Net patient revenues versus operating expenses for the month were $645,000 against a budget estimate of $410,000 along with an increase in investment income.

A positive cash month meant that HRRMC has 226 days of operating cash on hand. Net days in accounts receivable saw ‘creep’ reduced, she reported.

CEO Bob Morasko briefed the board on the long-anticipated expansion of management and services at South Park Health Care in Fairplay, which got underway on Feb. 28. He credited employees for “all doing their part to make this a success.” There are signed contracts with a physician and nurse practitioner and all support staff has agreed to their compensation levels.

MRI Purchase Expenses Exceed Budget

The board also approved a costly change order for the purchase and installation of a Canon Magnetic Resonance Unit (MRI) and an uninterruptible power source (UPS). Fiscal Services Vice President Lesley Fagerberg explained that from original design to construction contracts, engineers missed some factors that will add additional costs to original estimates of about $400,000. Originally estimated last fall at about nearly $878,000 the unit will now cost a little over one million dollars. The board approved the first change order, electing to table three other potential change orders.
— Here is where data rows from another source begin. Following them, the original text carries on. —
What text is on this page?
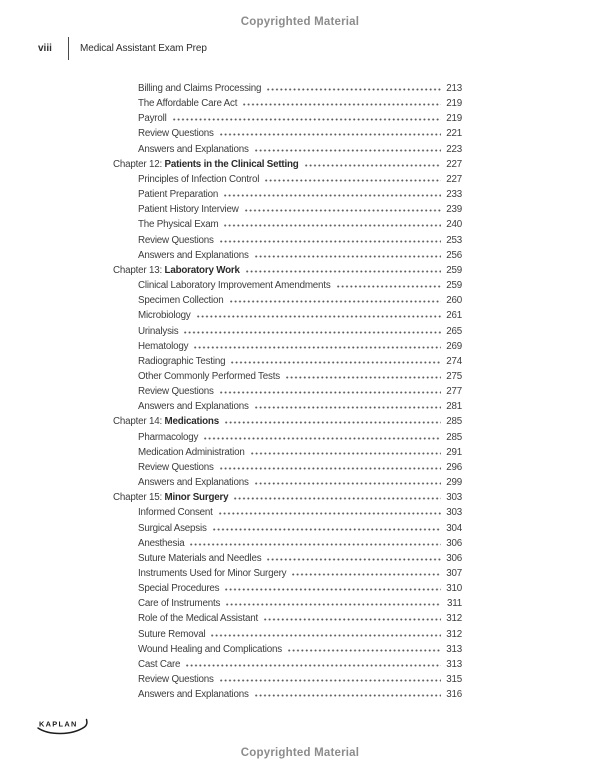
Copyrighted Material
viii	Medical Assistant Exam Prep
Billing and Claims Processing	213
The Affordable Care Act	219
Payroll	219
Review Questions	221
Answers and Explanations	223
Chapter 12: Patients in the Clinical Setting	227
Principles of Infection Control	227
Patient Preparation	233
Patient History Interview	239
The Physical Exam	240
Review Questions	253
Answers and Explanations	256
Chapter 13: Laboratory Work	259
Clinical Laboratory Improvement Amendments	259
Specimen Collection	260
Microbiology	261
Urinalysis	265
Hematology	269
Radiographic Testing	274
Other Commonly Performed Tests	275
Review Questions	277
Answers and Explanations	281
Chapter 14: Medications	285
Pharmacology	285
Medication Administration	291
Review Questions	296
Answers and Explanations	299
Chapter 15: Minor Surgery	303
Informed Consent	303
Surgical Asepsis	304
Anesthesia	306
Suture Materials and Needles	306
Instruments Used for Minor Surgery	307
Special Procedures	310
Care of Instruments	311
Role of the Medical Assistant	312
Suture Removal	312
Wound Healing and Complications	313
Cast Care	313
Review Questions	315
Answers and Explanations	316
KAPLAN
Copyrighted Material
Fagerberg warned the board that other cost adjustments are anticipated with other projects, including the Pharmacy build-out.  Board chair Jeff Post said the MRI unit had arrived and that construction assembly was targeted for completion by May 6.

Post also told board members that the U.S. 50 remodel was proceeding but that a new roof will be needed  apparently to accommodate the installation of new HVAC units.

In other action, the board approved capital purchase requests for equipment including a shoulder arthroscopy instrument set, a Borescope optical tool, laptop computers to replace aging units, a GE integrated care unit for women and babies, interface and hyperlink to PACS, and pediatric ophthalmology instrumentation.